What I found surprising is that apparently some people work in environments where they do not think that a sysadmin should know anything about systems programming. I guess to them, folks with those jobs should just install shrinkwrapped software and keep it running by turning knobs. I wonder how they ever got that idea.
If you're running any sufficiently complicated system and have never had to puzzle out the details of compiling, linking, libraries, kernels and/or kernel modules, you're far luckier than I have been. It seems you'd need a charmed life where everything is always compatible with everything else and all of the documentation is 100% accurate.
Then again, some of these people must exist, since they really do not understand what's going on with memory allocation and things like that. I once had a customer call up at my web hosting support gig who insisted that something was very wrong with his free/used counts.
Finally, I had to show him something like this:
#include <stdio.h> #include <stdlib.h> #include <unistd.h> int main() { char* x; x = malloc(1048576 * 1024); printf("Sleeping...\n"); sleep(30); return 0; }
I called it "eatmem.c" and fired it up. Then I showed him the result in ps. It had a VSZ of 1052628 and a RSS of 320. It had asked for 1 GB of memory and his machine only had 512 MB, and yet it clearly was running without being OOM-killed or whacking the entire machine by chewing swap. He had to see it to start believing the nature of overcommiting allocation strategies.
Next, I changed it a little to actually use some of that memory.
int i; char* x; x = malloc(1048576 * 1024); for (i = 0; i < 1048576 * 1024; i += 1048576) { x[i] = 1; }
The VSZ stayed the same, but the RSS jumped up to 4536. Making it dirty twice as many regions by only incrementing i by 524288 made the RSS change to 8496. I kept fiddling with the numbers to show how it would grab more physical memory as it actually started doing things with that space.
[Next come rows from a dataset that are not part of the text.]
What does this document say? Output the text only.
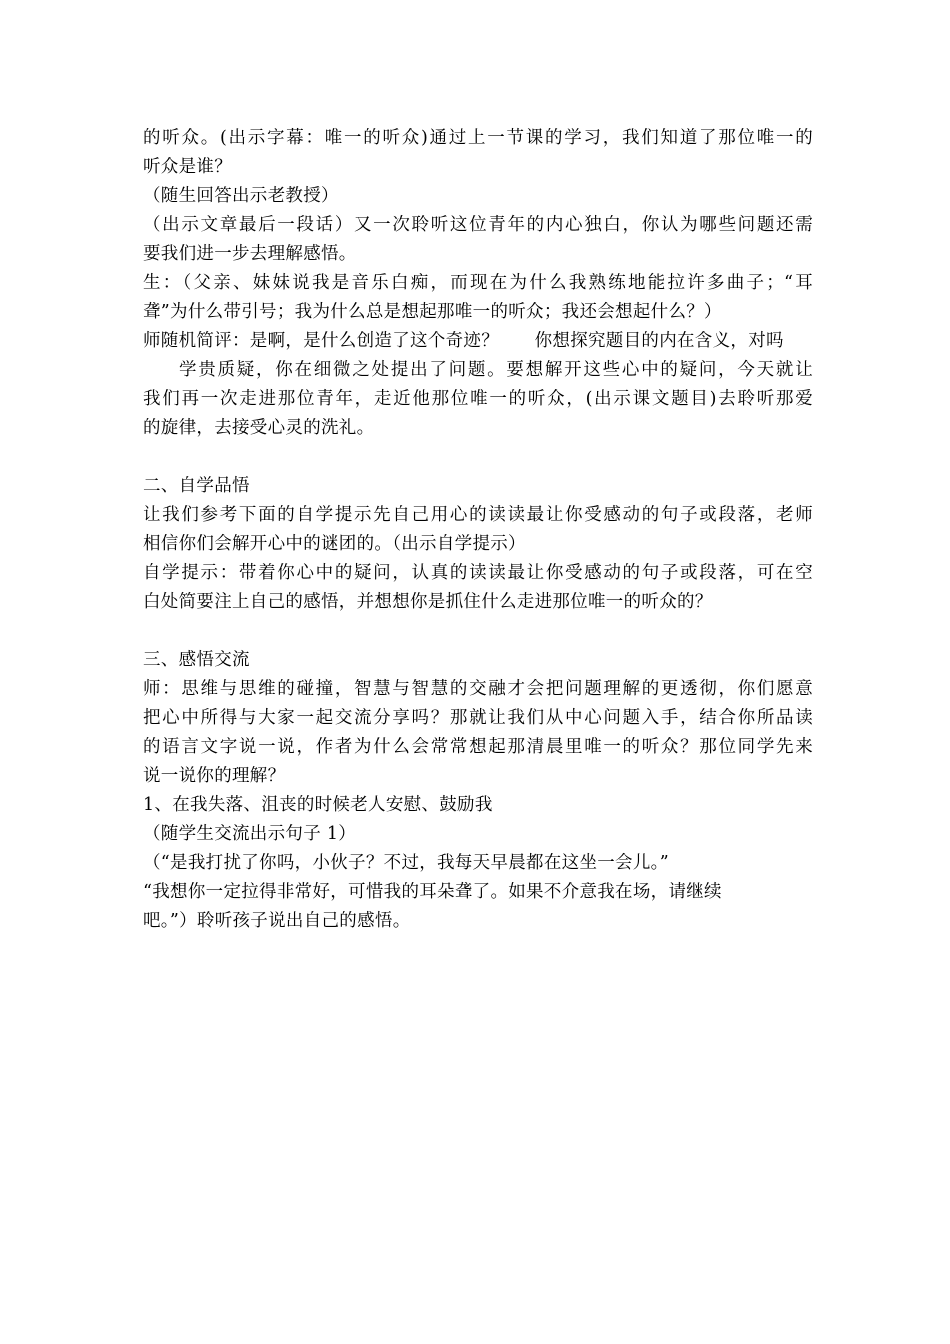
的听众。(出示字幕：唯一的听众)通过上一节课的学习，我们知道了那位唯一的
听众是谁？
（随生回答出示老教授）
（出示文章最后一段话）又一次聆听这位青年的内心独白，你认为哪些问题还需
要我们进一步去理解感悟。
生：（父亲、妹妹说我是音乐白痴，而现在为什么我熟练地能拉许多曲子；“耳
聋”为什么带引号；我为什么总是想起那唯一的听众；我还会想起什么？）
师随机简评：是啊，是什么创造了这个奇迹？　　你想探究题目的内在含义，对吗
学贵质疑，你在细微之处提出了问题。要想解开这些心中的疑问，今天就让
我们再一次走进那位青年，走近他那位唯一的听众，(出示课文题目)去聆听那爱
的旋律，去接受心灵的洗礼。
二、自学品悟
让我们参考下面的自学提示先自己用心的读读最让你受感动的句子或段落，老师
相信你们会解开心中的谜团的。（出示自学提示）
自学提示：带着你心中的疑问，认真的读读最让你受感动的句子或段落，可在空
白处简要注上自己的感悟，并想想你是抓住什么走进那位唯一的听众的？
三、感悟交流
师：思维与思维的碰撞，智慧与智慧的交融才会把问题理解的更透彻，你们愿意
把心中所得与大家一起交流分享吗？那就让我们从中心问题入手，结合你所品读
的语言文字说一说，作者为什么会常常想起那清晨里唯一的听众？那位同学先来
说一说你的理解？
1、在我失落、沮丧的时候老人安慰、鼓励我
（随学生交流出示句子 1）
（“是我打扰了你吗，小伙子？不过，我每天早晨都在这坐一会儿。”
“我想你一定拉得非常好，可惜我的耳朵聋了。如果不介意我在场，请继续
吧。”）聆听孩子说出自己的感悟。
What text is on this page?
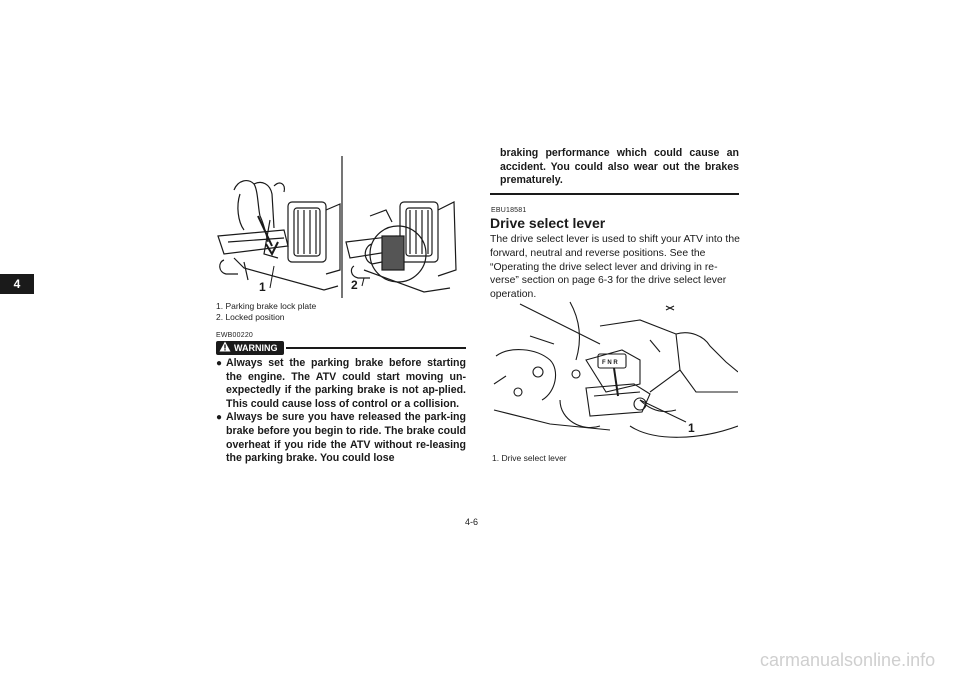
4	1	2
1. Parking brake lock plate
2. Locked position
EWB00220
WARNING
● Always set the parking brake before starting the engine. The ATV could start moving un-expectedly if the parking brake is not ap-plied. This could cause loss of control or a collision.
● Always be sure you have released the park-ing brake before you begin to ride. The brake could overheat if you ride the ATV without re-leasing the parking brake. You could lose
braking performance which could cause an accident. You could also wear out the brakes prematurely.
EBU18581
Drive select lever
The drive select lever is used to shift your ATV into the forward, neutral and reverse positions. See the “Operating the drive select lever and driving in re-verse” section on page 6-3 for the drive select lever operation.
F N R
1
1. Drive select lever
4-6
carmanualsonline.info
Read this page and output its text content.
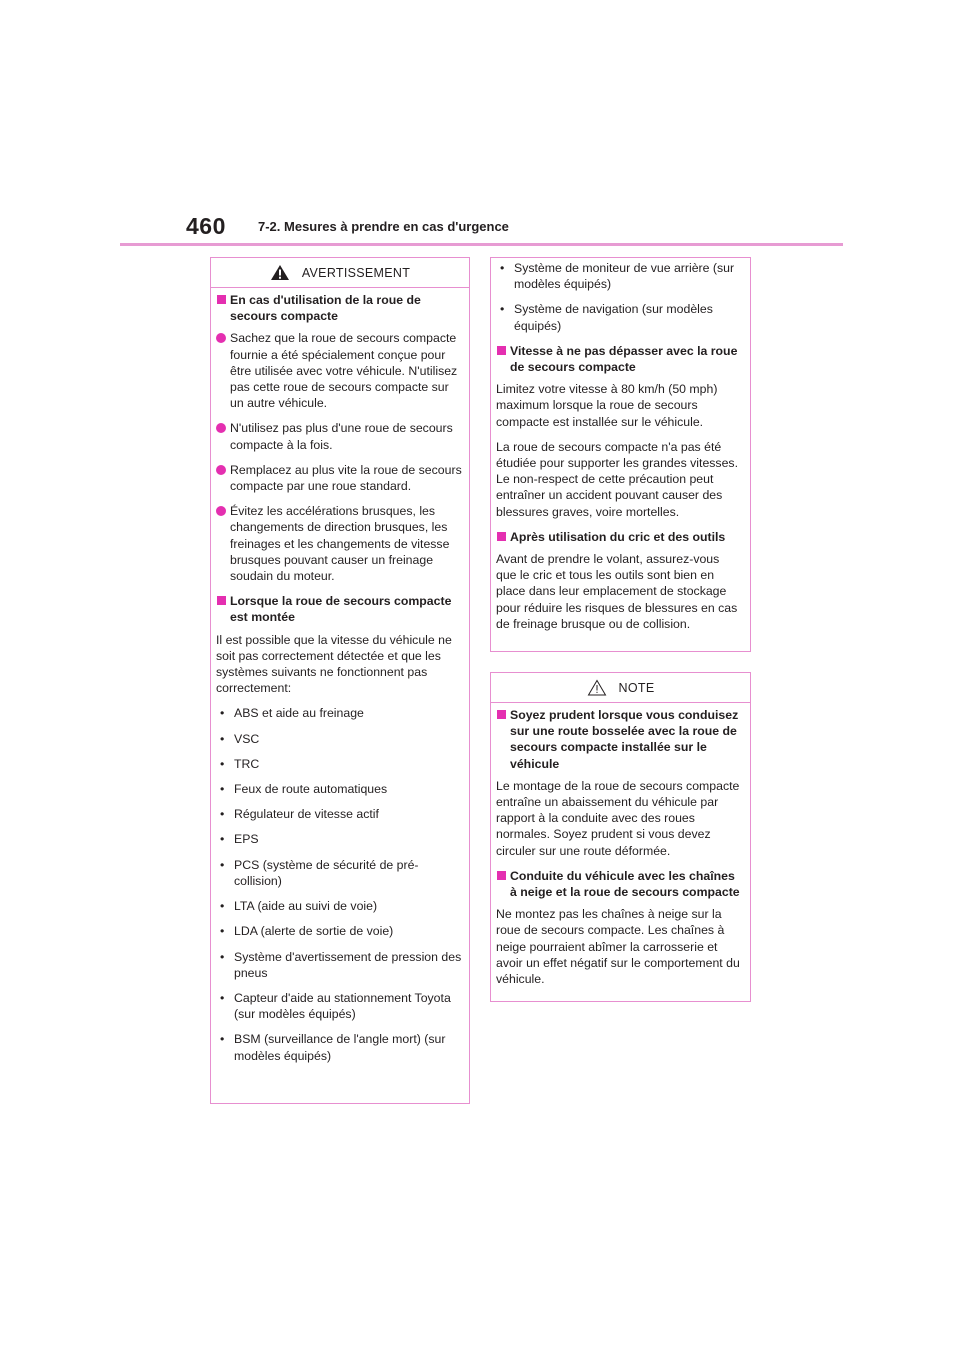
460 7-2. Mesures à prendre en cas d'urgence
AVERTISSEMENT
En cas d'utilisation de la roue de secours compacte
Sachez que la roue de secours compacte fournie a été spécialement conçue pour être utilisée avec votre véhicule. N'utilisez pas cette roue de secours compacte sur un autre véhicule.
N'utilisez pas plus d'une roue de secours compacte à la fois.
Remplacez au plus vite la roue de secours compacte par une roue standard.
Évitez les accélérations brusques, les changements de direction brusques, les freinages et les changements de vitesse brusques pouvant causer un freinage soudain du moteur.
Lorsque la roue de secours compacte est montée
Il est possible que la vitesse du véhicule ne soit pas correctement détectée et que les systèmes suivants ne fonctionnent pas correctement:
• ABS et aide au freinage
• VSC
• TRC
• Feux de route automatiques
• Régulateur de vitesse actif
• EPS
• PCS (système de sécurité de pré-collision)
• LTA (aide au suivi de voie)
• LDA (alerte de sortie de voie)
• Système d'avertissement de pression des pneus
• Capteur d'aide au stationnement Toyota (sur modèles équipés)
• BSM (surveillance de l'angle mort) (sur modèles équipés)
• Système de moniteur de vue arrière (sur modèles équipés)
• Système de navigation (sur modèles équipés)
Vitesse à ne pas dépasser avec la roue de secours compacte
Limitez votre vitesse à 80 km/h (50 mph) maximum lorsque la roue de secours compacte est installée sur le véhicule.
La roue de secours compacte n'a pas été étudiée pour supporter les grandes vitesses. Le non-respect de cette précaution peut entraîner un accident pouvant causer des blessures graves, voire mortelles.
Après utilisation du cric et des outils
Avant de prendre le volant, assurez-vous que le cric et tous les outils sont bien en place dans leur emplacement de stockage pour réduire les risques de blessures en cas de freinage brusque ou de collision.
NOTE
Soyez prudent lorsque vous conduisez sur une route bosselée avec la roue de secours compacte installée sur le véhicule
Le montage de la roue de secours compacte entraîne un abaissement du véhicule par rapport à la conduite avec des roues normales. Soyez prudent si vous devez circuler sur une route déformée.
Conduite du véhicule avec les chaînes à neige et la roue de secours compacte
Ne montez pas les chaînes à neige sur la roue de secours compacte. Les chaînes à neige pourraient abîmer la carrosserie et avoir un effet négatif sur le comportement du véhicule.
He made the connection and signed off, satisfied with this discovery. There are people who really need to see and play around with stuff in order to "get it". I know I won't be confident in describing something until I've worked out my own internal model for how it behaves, and that only happens after a lot of experimentation.
You can't figure out this sort of thing if all you ever do is fiddle with app settings. They're just situated too high up in the stack to give anything more than a blurry, laggy, and incomplete view of your system. If no part of your software ever keels over or starts acting strangely, you might just get away with it.
It's when reality sets in that you either start throwing people and money at the problem, or you sit down, figure it out, and deal with the root cause. In terms of scaling, one of these things is not like the other.